Second, the spider encountered dynamic page

Spiders are dealing with Dynamic Web page information is a difficult problem. A Dynamic Web page is a page that is automatically generated by a program. Now the Internet developed Program development script language more and more, naturally developed Dynamic Web page types are more and more, such as JSP, ASP, PHP and so on some languages. Spiders can be difficult to handle the Web pages generated by these scripting languages. Optimization in the optimization of the time, always stressed as far as possible not to use JS code, spiders to improve the processing of these languages, need to have their own script program. In the site optimization, reduce some unnecessary scripting code so that spiders crawl crawl, less lead to page pages repeat crawl!

The time of the spider

The content of the website often changes, not update is to change the template. Spiders are constantly updating and crawling the content of the Web page, the spider's developers will set an update cycle for the crawler, so that the time to scan the Web site, to see the comparison of which pages are needed to update the work, such as: the title of the home page has changed, which pages are new Web pages, Which pages are expired dead links, and so on. A powerful search engine's update cycle is constantly optimized, because the search engine's update cycle has a great impact on search engine recall. However, if the update cycle is too long, it will reduce search engine accuracy and integrity, there will be a number of newly generated web pages can not be searched, if the update cycle is too short, the technology is more difficult to achieve, but also to the bandwidth, the server's resources cause waste.

Four, spiders do not repeat crawl strategy

The number of Web pages is very large, spiders crawl is a very large project, the Web page to crawl the cost of a lot of bandwidth, hardware resources, time resources and so on. If you repeatedly crawl the same Web page will not only greatly reduce the efficiency of the system, but also caused the problem of high precision. The common search engine system designs the strategy of not repeating the web crawl, which is to ensure that the same page is crawled only once in a certain period of time.

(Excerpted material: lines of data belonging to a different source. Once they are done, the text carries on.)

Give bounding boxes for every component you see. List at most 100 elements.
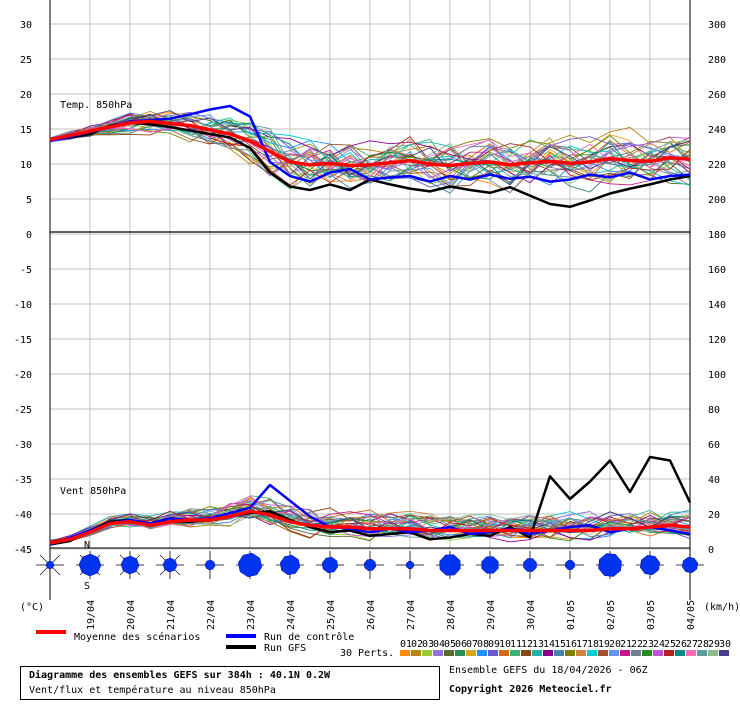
x-tick-label: 29/04 <box>486 600 497 630</box>
pert-color-swatch <box>532 650 542 656</box>
left-tick-label: 10 <box>20 160 32 171</box>
left-tick-label: -5 <box>20 265 32 276</box>
wind-rose <box>78 553 102 577</box>
pert-color-swatch <box>488 650 498 656</box>
wind-rose <box>565 560 575 570</box>
pert-color-swatch <box>444 650 454 656</box>
pert-number-label: 09 <box>488 639 500 650</box>
right-tick-label: 240 <box>708 125 726 136</box>
pert-color-swatch <box>565 650 575 656</box>
x-tick-label: 28/04 <box>446 600 457 630</box>
pert-number-label: 18 <box>587 639 599 650</box>
pert-number-label: 21 <box>620 639 632 650</box>
x-tick-label: 01/05 <box>566 600 577 630</box>
wind-rose <box>45 560 55 570</box>
pert-number-label: 29 <box>708 639 720 650</box>
pert-color-swatch <box>708 650 718 656</box>
pert-color-swatch <box>543 650 553 656</box>
wind-mean-line <box>49 509 691 545</box>
x-tick-label: 03/05 <box>646 600 657 630</box>
pert-number-label: 15 <box>554 639 566 650</box>
wind-rose <box>204 559 216 571</box>
left-axis-unit: (°C) <box>20 602 44 613</box>
wind-rose <box>363 558 377 572</box>
pert-color-swatch <box>499 650 509 656</box>
pert-number-label: 12 <box>521 639 533 650</box>
wind-panel-label: Vent 850hPa <box>60 486 126 497</box>
pert-color-swatch <box>466 650 476 656</box>
wind-pert-line <box>49 495 691 544</box>
pert-number-label: 25 <box>664 639 676 650</box>
pert-color-swatch <box>686 650 696 656</box>
pert-number-label: 20 <box>609 639 621 650</box>
wind-rose <box>640 555 660 575</box>
pert-number-label: 30 <box>719 639 731 650</box>
pert-color-swatch <box>422 650 432 656</box>
right-tick-label: 20 <box>708 510 720 521</box>
pert-color-swatch <box>411 650 421 656</box>
legend-control-label: Run de contrôle <box>264 631 354 643</box>
left-tick-label: -10 <box>14 300 32 311</box>
right-tick-label: 200 <box>708 195 726 206</box>
pert-number-label: 27 <box>686 639 698 650</box>
left-tick-label: 0 <box>26 230 32 241</box>
pert-number-label: 17 <box>576 639 588 650</box>
pert-color-swatch <box>697 650 707 656</box>
pert-number-label: 04 <box>433 639 445 650</box>
wind-north-label: N <box>84 540 90 551</box>
pert-number-label: 11 <box>510 639 522 650</box>
x-tick-label: 20/04 <box>126 600 137 630</box>
temperature-pert-line <box>49 123 691 177</box>
right-tick-label: 40 <box>708 475 720 486</box>
left-tick-label: 5 <box>26 195 32 206</box>
pert-color-swatch <box>433 650 443 656</box>
pert-number-label: 24 <box>653 639 665 650</box>
x-tick-label: 30/04 <box>526 600 537 630</box>
temperature-panel-label: Temp. 850hPa <box>60 100 132 111</box>
legend-control-swatch <box>226 634 256 638</box>
left-tick-label: -35 <box>14 475 32 486</box>
left-tick-label: 30 <box>20 20 32 31</box>
left-tick-label: -25 <box>14 405 32 416</box>
copyright: Copyright 2026 Meteociel.fr <box>449 684 612 695</box>
legend-gfs-label: Run GFS <box>264 643 306 654</box>
pert-number-label: 03 <box>422 639 434 650</box>
right-tick-label: 160 <box>708 265 726 276</box>
pert-color-swatch <box>554 650 564 656</box>
legend-mean-swatch <box>36 630 66 634</box>
wind-rose <box>598 553 622 577</box>
pert-color-swatch <box>576 650 586 656</box>
pert-color-swatch <box>521 650 531 656</box>
pert-number-label: 14 <box>543 639 555 650</box>
pert-color-swatch <box>400 650 410 656</box>
wind-rose <box>321 556 339 574</box>
x-tick-label: 22/04 <box>206 600 217 630</box>
x-tick-label: 04/05 <box>686 600 697 630</box>
x-tick-label: 19/04 <box>86 600 97 630</box>
right-tick-label: 80 <box>708 405 720 416</box>
pert-number-label: 19 <box>598 639 610 650</box>
left-tick-label: -40 <box>14 510 32 521</box>
left-tick-label: 15 <box>20 125 32 136</box>
pert-number-label: 01 <box>400 639 412 650</box>
right-tick-label: 280 <box>708 55 726 66</box>
temperature-mean-line <box>49 119 691 168</box>
left-tick-label: -15 <box>14 335 32 346</box>
pert-color-swatch <box>664 650 674 656</box>
right-tick-label: 0 <box>708 545 714 556</box>
x-tick-label: 26/04 <box>366 600 377 630</box>
chart-title: Diagramme des ensembles GEFS sur 384h : … <box>29 670 331 681</box>
right-tick-label: 60 <box>708 440 720 451</box>
wind-rose <box>481 556 499 574</box>
wind-control-line <box>49 483 691 546</box>
left-tick-label: 20 <box>20 90 32 101</box>
left-tick-label: -45 <box>14 545 32 556</box>
pert-number-label: 10 <box>499 639 511 650</box>
wind-rose <box>681 556 699 574</box>
x-tick-label: 25/04 <box>326 600 337 630</box>
pert-color-swatch <box>642 650 652 656</box>
run-info: Ensemble GEFS du 18/04/2026 - 06Z <box>449 665 648 676</box>
wind-rose <box>162 557 178 573</box>
pert-number-label: 23 <box>642 639 654 650</box>
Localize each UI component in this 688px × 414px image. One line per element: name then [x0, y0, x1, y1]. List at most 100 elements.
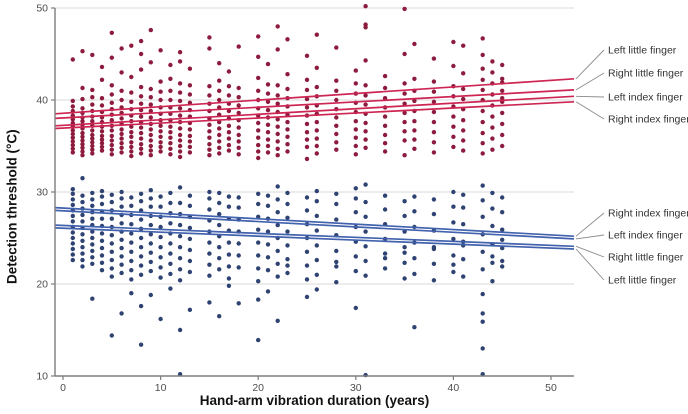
data-point: [109, 100, 115, 106]
data-point: [353, 143, 358, 149]
data-point: [80, 232, 85, 237]
data-point: [236, 152, 241, 157]
data-point: [99, 103, 105, 108]
data-point: [256, 142, 261, 148]
data-point: [236, 301, 241, 306]
data-point: [363, 244, 368, 249]
data-point: [314, 188, 319, 194]
data-point: [99, 129, 105, 134]
data-point: [187, 236, 193, 242]
data-point: [217, 119, 222, 125]
data-point: [353, 119, 358, 124]
x-axis-title: Hand-arm vibration duration (years): [199, 393, 430, 408]
data-point: [80, 238, 85, 243]
y-tick-label: 40: [36, 95, 48, 107]
data-point: [207, 35, 212, 40]
data-point: [265, 203, 271, 208]
data-point: [402, 250, 407, 255]
data-point: [412, 209, 417, 214]
data-point: [217, 256, 222, 261]
data-point: [334, 147, 339, 152]
data-point: [109, 249, 115, 254]
data-point: [148, 250, 153, 255]
data-point: [80, 134, 85, 139]
data-point: [138, 94, 144, 99]
data-point: [138, 101, 144, 106]
data-point: [138, 125, 144, 130]
data-point: [217, 97, 222, 103]
data-point: [90, 229, 95, 234]
data-point: [217, 139, 222, 144]
data-point: [138, 107, 144, 113]
data-point: [353, 268, 358, 274]
data-point: [382, 141, 388, 146]
data-point: [480, 267, 485, 272]
data-point: [119, 262, 124, 267]
data-point: [168, 135, 173, 140]
data-point: [353, 81, 358, 86]
data-point: [334, 45, 339, 50]
data-point: [480, 183, 485, 188]
data-point: [412, 76, 417, 82]
data-point: [70, 142, 76, 148]
data-point: [177, 222, 183, 228]
data-point: [236, 145, 241, 150]
leader-line: [575, 248, 605, 281]
data-point: [148, 86, 153, 92]
data-point: [353, 68, 358, 73]
data-point: [217, 211, 222, 217]
data-point: [334, 115, 339, 120]
data-point: [148, 102, 153, 107]
data-point: [80, 142, 85, 147]
data-point: [109, 333, 115, 338]
data-point: [480, 77, 485, 83]
data-point: [431, 246, 437, 252]
data-point: [148, 27, 153, 33]
data-point: [119, 127, 124, 132]
data-point: [70, 150, 76, 155]
data-point: [138, 136, 144, 141]
data-point: [138, 51, 144, 57]
data-point: [207, 122, 212, 128]
data-point: [500, 227, 505, 232]
data-point: [226, 194, 232, 199]
data-point: [90, 128, 95, 133]
data-point: [148, 153, 153, 158]
data-point: [168, 271, 173, 277]
data-point: [217, 200, 222, 206]
data-point: [461, 274, 466, 279]
data-point: [256, 135, 261, 140]
leader-line: [575, 95, 605, 98]
data-point: [138, 130, 144, 136]
data-point: [285, 215, 290, 220]
data-point: [480, 151, 485, 156]
x-tick-label: 10: [155, 382, 167, 394]
data-point: [70, 246, 76, 252]
data-point: [177, 126, 183, 131]
data-point: [412, 119, 417, 124]
data-point: [285, 270, 290, 276]
data-point: [334, 123, 339, 128]
data-point: [285, 119, 290, 125]
data-point: [119, 141, 124, 146]
data-point: [168, 251, 173, 256]
data-point: [207, 300, 212, 305]
data-point: [334, 280, 339, 285]
data-point: [129, 90, 134, 95]
data-point: [148, 259, 153, 265]
data-point: [207, 240, 212, 245]
data-point: [412, 137, 417, 142]
data-point: [256, 34, 261, 39]
data-point: [148, 222, 153, 228]
data-point: [129, 149, 134, 154]
data-point: [90, 102, 95, 107]
data-point: [158, 123, 163, 128]
data-point: [256, 279, 261, 284]
data-point: [461, 86, 466, 92]
data-point: [158, 234, 163, 240]
data-point: [207, 189, 212, 195]
data-point: [275, 318, 280, 323]
data-point: [177, 132, 183, 138]
data-point: [363, 3, 368, 9]
data-point: [90, 143, 95, 149]
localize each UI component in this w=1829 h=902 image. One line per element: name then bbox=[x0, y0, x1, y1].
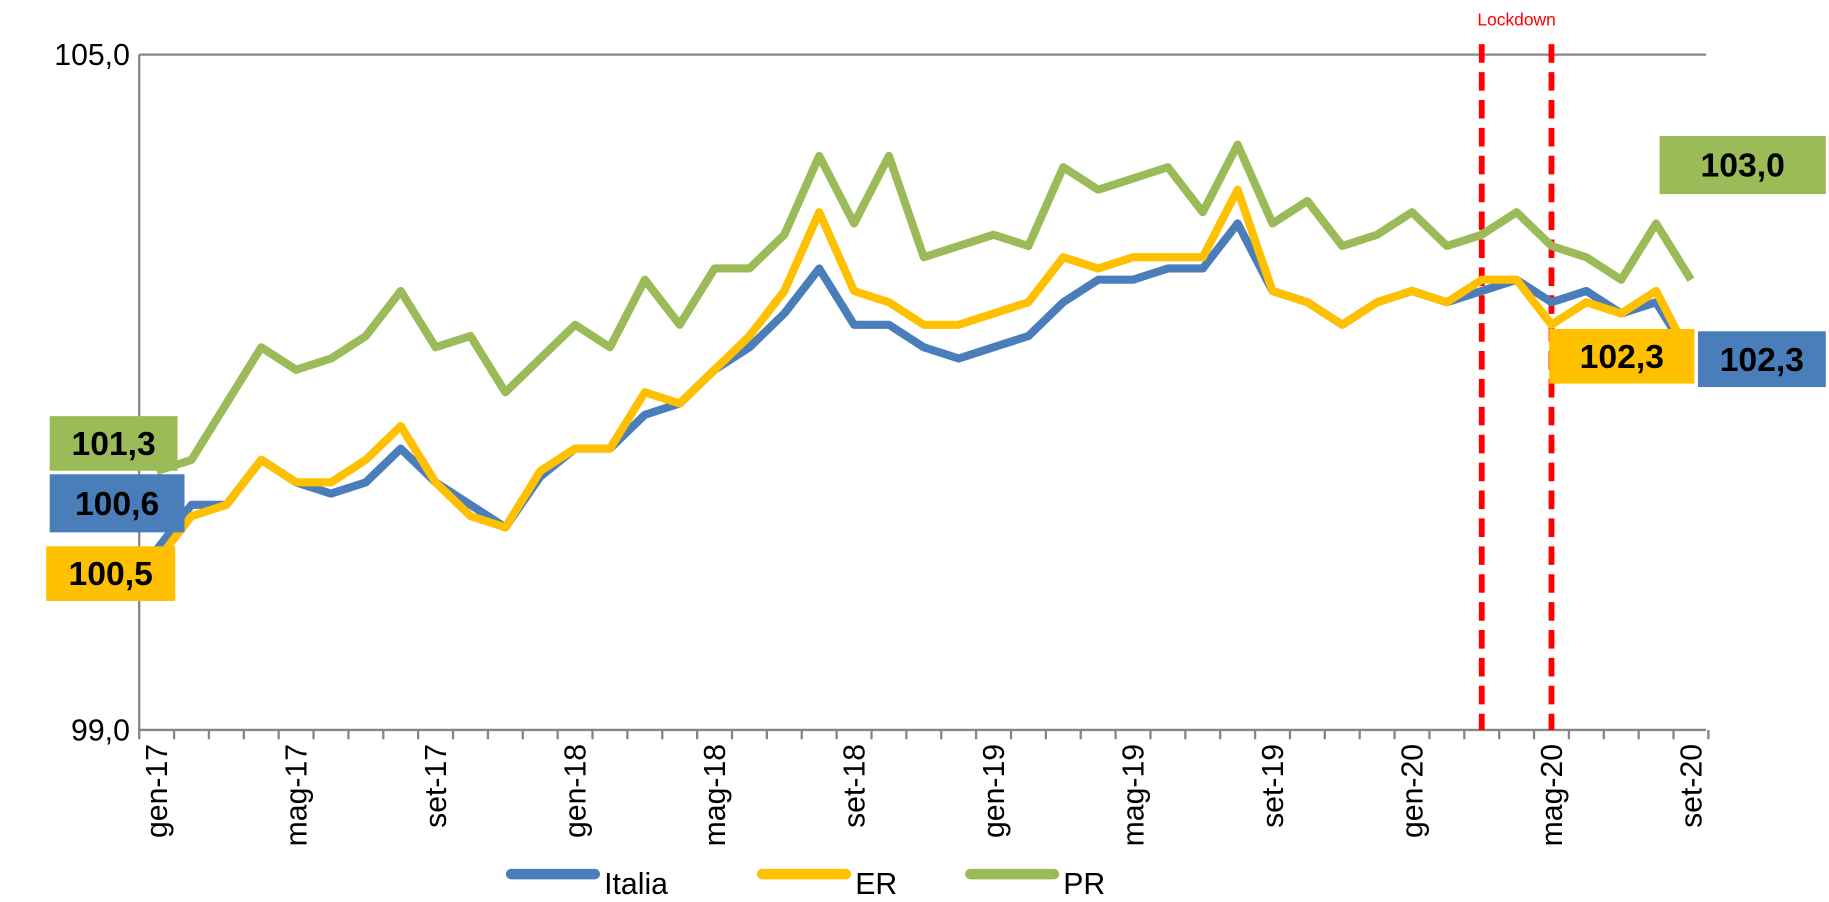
data-label-box bbox=[1697, 331, 1826, 388]
legend-label: Italia bbox=[604, 868, 668, 901]
x-tick-label: mag-17 bbox=[281, 744, 314, 846]
lockdown-label: Lockdown bbox=[1477, 10, 1555, 30]
data-label-box bbox=[49, 416, 178, 471]
x-tick-label: gen-19 bbox=[978, 744, 1011, 838]
x-tick-label: mag-20 bbox=[1536, 744, 1569, 846]
x-tick-label: set-18 bbox=[839, 744, 872, 828]
background bbox=[3, 0, 1826, 902]
legend-label: PR bbox=[1063, 868, 1105, 901]
x-tick-label: gen-20 bbox=[1396, 744, 1429, 838]
x-tick-label: mag-19 bbox=[1117, 744, 1150, 846]
data-label: 100,6 bbox=[75, 485, 159, 523]
x-tick-label: mag-18 bbox=[699, 744, 732, 846]
data-label: 101,3 bbox=[71, 425, 155, 463]
x-tick-label: set-20 bbox=[1675, 744, 1708, 828]
data-label-box bbox=[1549, 328, 1695, 384]
data-label: 102,3 bbox=[1580, 338, 1664, 376]
x-tick-label: set-17 bbox=[420, 744, 453, 828]
x-tick-label: gen-17 bbox=[141, 744, 174, 838]
data-label-box bbox=[1659, 135, 1826, 195]
data-label: 102,3 bbox=[1720, 341, 1804, 379]
x-tick-label: gen-18 bbox=[560, 744, 593, 838]
y-tick-label: 99,0 bbox=[71, 714, 130, 747]
data-label-box bbox=[46, 546, 176, 601]
series-line bbox=[153, 185, 1695, 564]
legend-label: ER bbox=[855, 868, 897, 901]
data-label-box bbox=[49, 474, 185, 533]
data-label: 100,5 bbox=[69, 555, 153, 593]
data-label: 103,0 bbox=[1701, 147, 1785, 185]
series-line bbox=[155, 140, 1695, 475]
y-tick-label: 105,0 bbox=[54, 39, 130, 72]
x-tick-label: set-19 bbox=[1257, 744, 1290, 828]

about how to avoid the site page pages are repeatedly crawled on the introduction here, the article by the Global Trade network editor.

Contact Us

The content source of this page is from Internet, which doesn't represent Alibaba Cloud's opinion; products and services mentioned on that page don't have any relationship with Alibaba Cloud. If the content of the page makes you feel confusing, please write us an email, we will handle the problem within 5 days after receiving your email.

If you find any instances of plagiarism from the community, please send an email to: info-contact@alibabacloud.com and provide relevant evidence. A staff member will contact you within 5 working days.

A Free Trial That Lets You Build Big!

Start building with 50+ products and up to 12 months usage for Elastic Compute Service

  • Sales Support

    1 on 1 presale consultation

  • After-Sales Support

    24/7 Technical Support 6 Free Tickets per Quarter Faster Response

  • Alibaba Cloud offers highly flexible support services tailored to meet your exact needs.